You’d never tell judging from the scores I’ve awarded the various entries into the Bruce Timm-shepherded DC Animated Originals catalogue, but I’m going to let you in on a little secret: They’re starting to get a bit tedious.
This might be because I’ve watched a significant number of them back-to-back, only taking a brief hiatus to completely upend my life and relocate somewhere else – an endeavour I briefly detailed here – which clearly isn’t the intended way to consume films which are released 6-8 months apart. I once decided I was going to read Chuck Palahniuk’s entire bibliography, and after the second book, Survivor, an extraordinarily cynical meditation on isolated religious cults and fervent media frenzy, I felt so aggressively fed-up with contemporary society that I was tempted to disappear into the wilderness myself.

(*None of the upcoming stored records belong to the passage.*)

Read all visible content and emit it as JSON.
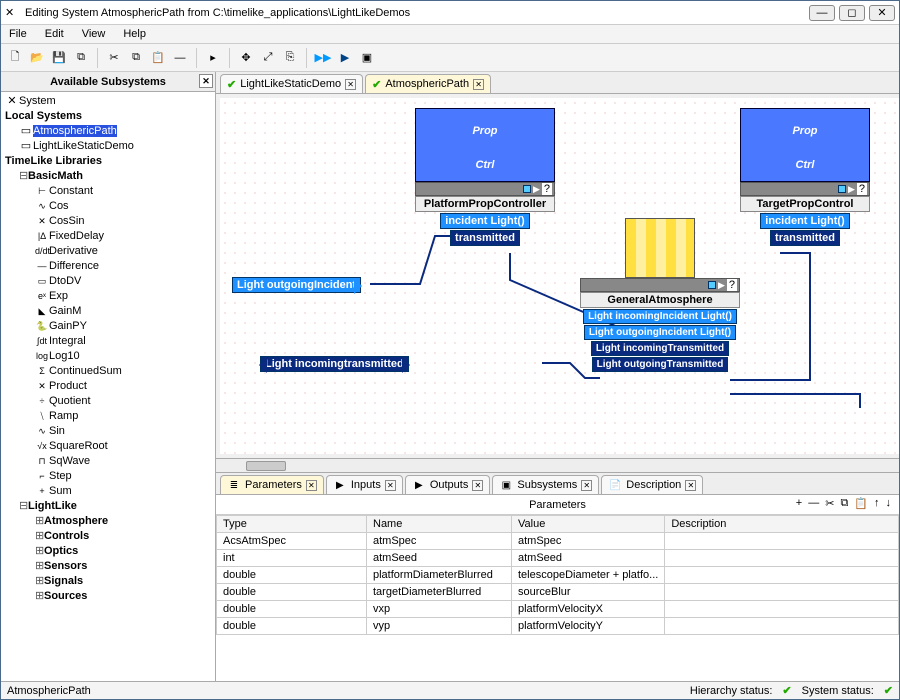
{
  "window": {
    "title": "Editing System AtmosphericPath from C:\\timelike_applications\\LightLikeDemos"
  },
  "menu": {
    "file": "File",
    "edit": "Edit",
    "view": "View",
    "help": "Help"
  },
  "sidebar": {
    "title": "Available Subsystems",
    "root": "System",
    "local_hdr": "Local Systems",
    "local": [
      "AtmosphericPath",
      "LightLikeStaticDemo"
    ],
    "lib_hdr": "TimeLike Libraries",
    "basicmath_hdr": "BasicMath",
    "basicmath": [
      "Constant",
      "Cos",
      "CosSin",
      "FixedDelay",
      "Derivative",
      "Difference",
      "DtoDV",
      "Exp",
      "GainM",
      "GainPY",
      "Integral",
      "Log10",
      "ContinuedSum",
      "Product",
      "Quotient",
      "Ramp",
      "Sin",
      "SquareRoot",
      "SqWave",
      "Step",
      "Sum"
    ],
    "basicmath_icons": [
      "⊢",
      "∿",
      "✕",
      "|Δ",
      "d/dt",
      "—",
      "▭",
      "eˣ",
      "◣",
      "🐍",
      "∫dt",
      "log",
      "Σ",
      "✕",
      "÷",
      "⧹",
      "∿",
      "√x",
      "⊓",
      "⌐",
      "+"
    ],
    "lightlike_hdr": "LightLike",
    "lightlike": [
      "Atmosphere",
      "Controls",
      "Optics",
      "Sensors",
      "Signals",
      "Sources"
    ]
  },
  "editor_tabs": [
    {
      "label": "LightLikeStaticDemo",
      "active": false
    },
    {
      "label": "AtmosphericPath",
      "active": true
    }
  ],
  "canvas": {
    "propctrl": "Prop\nCtrl",
    "platform_name": "PlatformPropController",
    "target_name": "TargetPropControl",
    "atm_name": "GeneralAtmosphere",
    "port_incident": "incident Light()",
    "port_transmitted": "transmitted",
    "flag_out_inc": "Light outgoingIncident",
    "flag_in_trans": "Light incomingtransmitted",
    "atm_p1": "Light incomingIncident Light()",
    "atm_p2": "Light outgoingIncident Light()",
    "atm_p3": "Light incomingTransmitted",
    "atm_p4": "Light outgoingTransmitted"
  },
  "bottom_tabs": [
    {
      "label": "Parameters",
      "icon": "≣",
      "active": true
    },
    {
      "label": "Inputs",
      "icon": "▶",
      "active": false
    },
    {
      "label": "Outputs",
      "icon": "▶",
      "active": false
    },
    {
      "label": "Subsystems",
      "icon": "▣",
      "active": false
    },
    {
      "label": "Description",
      "icon": "📄",
      "active": false
    }
  ],
  "params": {
    "title": "Parameters",
    "cols": [
      "Type",
      "Name",
      "Value",
      "Description"
    ],
    "rows": [
      [
        "AcsAtmSpec",
        "atmSpec",
        "atmSpec",
        ""
      ],
      [
        "int",
        "atmSeed",
        "atmSeed",
        ""
      ],
      [
        "double",
        "platformDiameterBlurred",
        "telescopeDiameter + platfo...",
        ""
      ],
      [
        "double",
        "targetDiameterBlurred",
        "sourceBlur",
        ""
      ],
      [
        "double",
        "vxp",
        "platformVelocityX",
        ""
      ],
      [
        "double",
        "vyp",
        "platformVelocityY",
        ""
      ]
    ]
  },
  "status": {
    "path": "AtmosphericPath",
    "hier": "Hierarchy status:",
    "sys": "System status:"
  }
}
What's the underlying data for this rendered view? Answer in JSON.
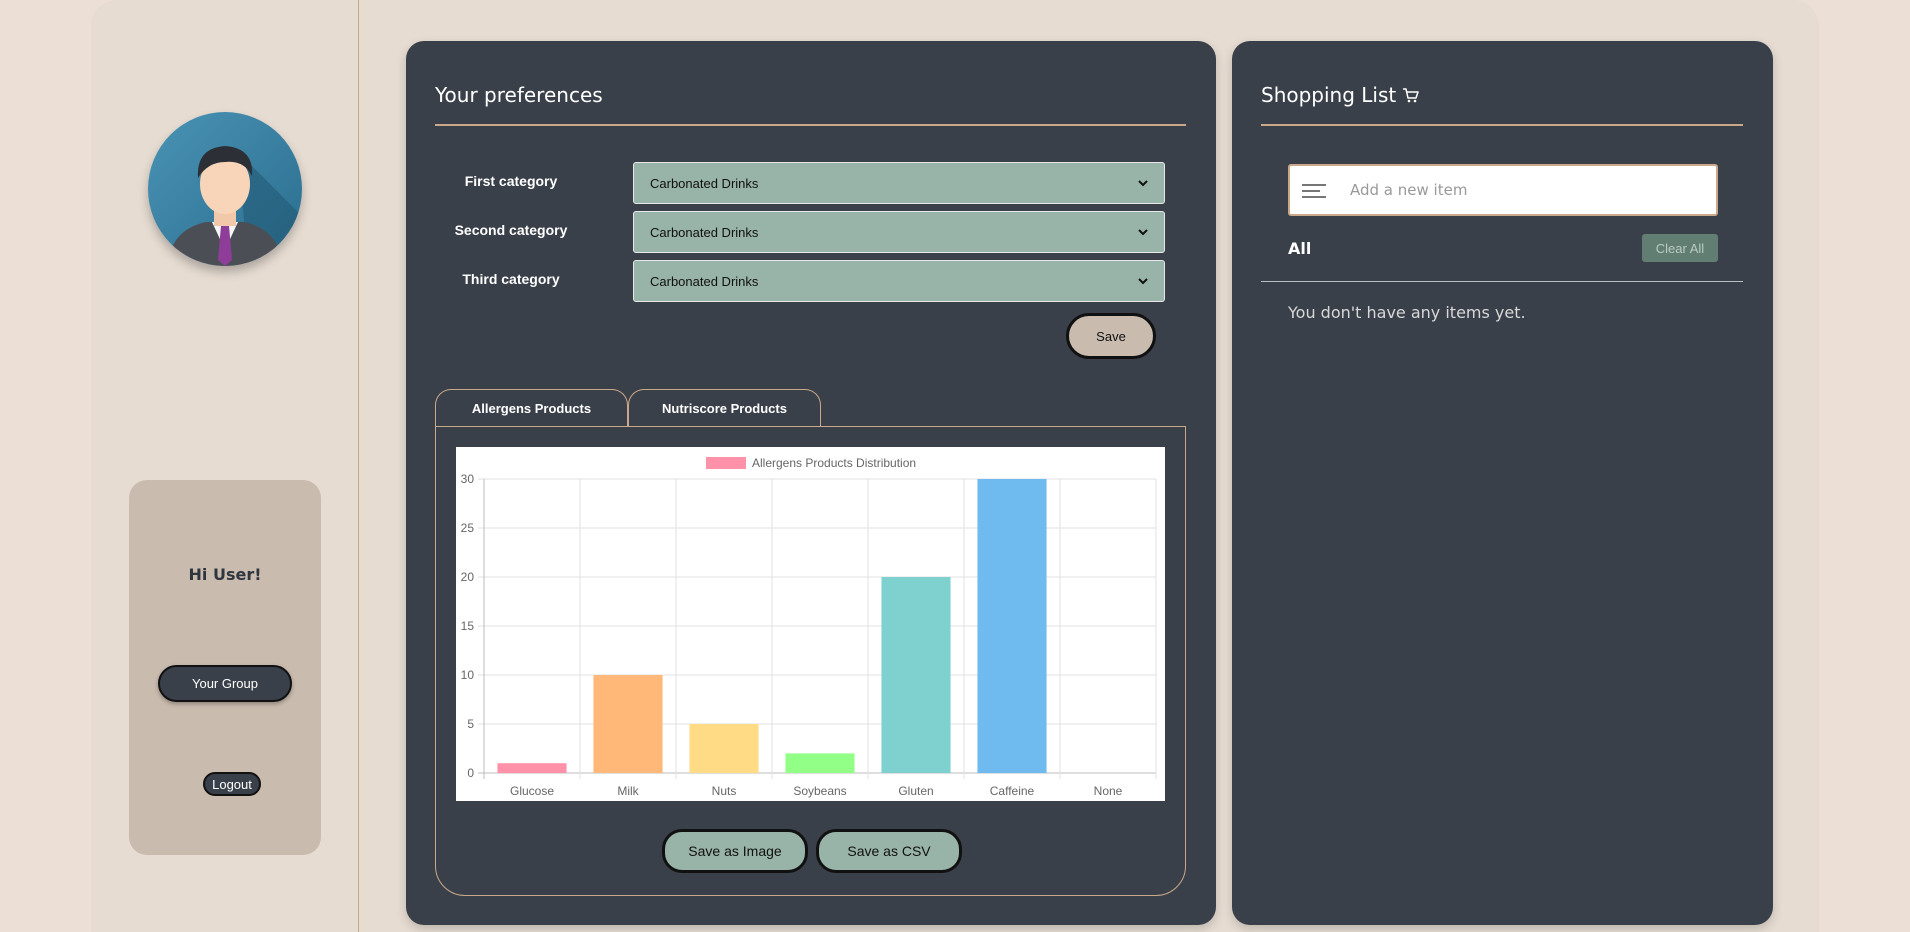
{
  "user": {
    "greeting": "Hi User!"
  },
  "nav": {
    "group_label": "Your Group",
    "logout_label": "Logout"
  },
  "preferences": {
    "title": "Your preferences",
    "rows": [
      {
        "label": "First category",
        "value": "Carbonated Drinks"
      },
      {
        "label": "Second category",
        "value": "Carbonated Drinks"
      },
      {
        "label": "Third category",
        "value": "Carbonated Drinks"
      }
    ],
    "save_label": "Save"
  },
  "tabs": [
    {
      "label": "Allergens Products",
      "active": true
    },
    {
      "label": "Nutriscore Products",
      "active": false
    }
  ],
  "chart_data": {
    "type": "bar",
    "categories": [
      "Glucose",
      "Milk",
      "Nuts",
      "Soybeans",
      "Gluten",
      "Caffeine",
      "None"
    ],
    "series": [
      {
        "name": "Allergens Products Distribution",
        "values": [
          1,
          10,
          5,
          2,
          20,
          30,
          0
        ]
      }
    ],
    "colors": [
      "#ff92a8",
      "#ffb877",
      "#ffdb86",
      "#92ff86",
      "#7fd1cf",
      "#6fbbef",
      "#c9cbcf"
    ],
    "legend_color": "#ff92a8",
    "ylim": [
      0,
      30
    ],
    "yticks": [
      0,
      5,
      10,
      15,
      20,
      25,
      30
    ],
    "grid": true,
    "legend": "top-center"
  },
  "export": {
    "image_label": "Save as Image",
    "csv_label": "Save as CSV"
  },
  "shopping": {
    "title": "Shopping List",
    "input_placeholder": "Add a new item",
    "filter_label": "All",
    "clear_label": "Clear All",
    "empty_message": "You don't have any items yet."
  },
  "icons": {
    "cart": "shopping-cart-icon",
    "menu": "menu-lines-icon",
    "chevron": "chevron-down-icon",
    "avatar": "user-avatar-icon"
  },
  "colors": {
    "background": "#ece0d6",
    "panel": "#3a4049",
    "accent": "#c9a98a",
    "select_bg": "#98b3a7",
    "card": "#c9bbae"
  }
}
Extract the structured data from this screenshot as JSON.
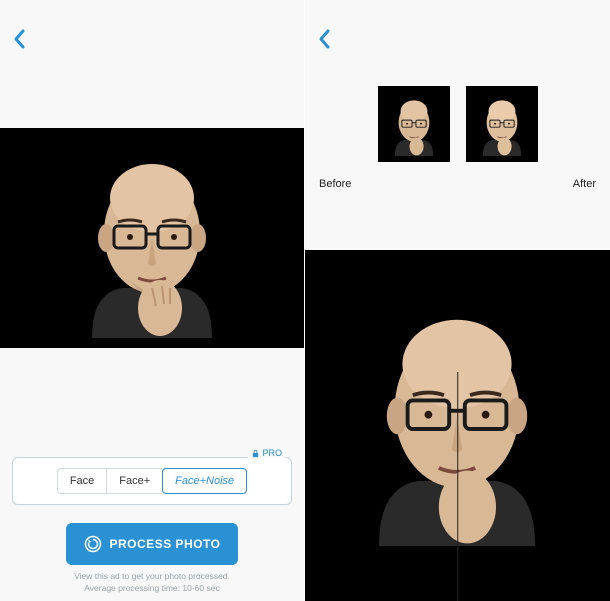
{
  "left": {
    "options": {
      "face": "Face",
      "face_plus": "Face+",
      "face_noise": "Face+Noise"
    },
    "pro": "PRO",
    "process_label": "PROCESS PHOTO",
    "tip1": "View this ad to get your photo processed.",
    "tip2": "Average processing time: 10-60 sec"
  },
  "right": {
    "before": "Before",
    "after": "After"
  }
}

What’s more likely is that DC has devoted far too many of these releases to their stalwarts; too much Batman, too much Superman, and too much Justice League. The best have been those that have focused on underappreciated characters, approached rote material from an interesting angle, or at least had the good sense, when tackling such familiar characters, to adapt their most iconic stories. What we have here is none of those things. It’s a Justice League story, but adapted from 2011’s Justice League: Origin, the “New 52” reboot that had the mandate of reintroducing DC’s most iconic superhero team in a contemporary setting, with contemporary ideas and costumes, for a contemporary audience.
What this means, in functional terms, is that we have to endure Batman (Jason O’Mara), Superman (Alan Tudyk), Wonder Woman (Michelle Monaghan), Green Lantern (Justin Kirk), Flash (Christopher Gorham), Cyborg (Shemar Moore) and a recently-substituted Shazam (Sean Astin) once again getting to know each other, putting aside their differences and learning to work together as they team up to defend Earth from an alien invasion spearheaded by Darkseid (Steven Blum), the maniacal despot of the horribly-spelled planet Apokolips.
On-hand once again, thankfully, is director Jay Oliva, who has already handled some of the better instalments in this line, and has such a familiarity with these characters that he’s able to more-or-less balance all-out action with snuck-in character development; the focus on individual characters is smartly arranged, devoting more time and backstory to underdeveloped heroes like Cyborg and Shazam while letting Batman and Superman announce themselves. He’s also managed to polish his anime-influenced animation style into something that looks crisper and more elegant for Blu-ray HD, in this case transplanting Jim Lee’s New 52 visuals with a lot of faithfulness (and a few tweaks).
So far, so good, but the problems with Justice League: War are baked in on the script level. Newcomer screenwriter Heath Corson has done his best, but I suspect his best isn’t quite enough. The snarky patter between characters falls incredibly flat most of the time, and the angle of the story has sheered a lot of dimensions from the cast – especially Darkseid, a complex villain who’s here reduced to a mostly-mute punching bag that the heroes can bond over assaulting.
I know, I know – the original comic-book storyline was far from universally loved, given that it introduced a hot-button, divisive continuity, and made attempts to modernize a wholly traditional formula that ended up leaving many people dissatisfied. If that annoyed you in the books, it’ll annoy you here; it’s an inevitability of adapting this particular story, and if you’re wondering why DC would elect to adapt a story like that, so am I. So is everyone. But the major issue from the perspective of someone who doesn’t give much of a shit about the comics is that it forces a reiteration of characters and relationships that have been consistently reiterated since the first of these movies. It’s impossible to overstate how little tension there is in the idea of the Justice League once again becoming friends. There’s no will-they-won’t-they ambiguity; they’re the Justice League. It says so on the box.
The voice cast is also stuffed with new blood (new Justice League, new cast) who represent some odd choices; Jason O’Mara is solid as Batman, but the rest are an acquired taste. I wouldn’t say anyone is particularly horrible, but it’s yet another divergence from tradition that’s going to upset some fans in what is already a hit-or-miss film. It’s an okay adaptation of an okay story that plays out, mostly, like any old beat-‘em-up with a fresh lick of paint. There are high points (Wonder Woman’s solo rescue of the U.S. President and the First Lady from Air Force One while beating back a never-ending wave of Parademons), but they’re to be found in the areas these movies always excel in; large-scale action and impressive visuals. None of them are enough to distract from the hollow story, the familiar character dynamics and the god-awful banter, and it occurs to me that the Justice League should consider sitting out the next few games and letting the B-team take the field.
What’s that? The next one is Son of Batman?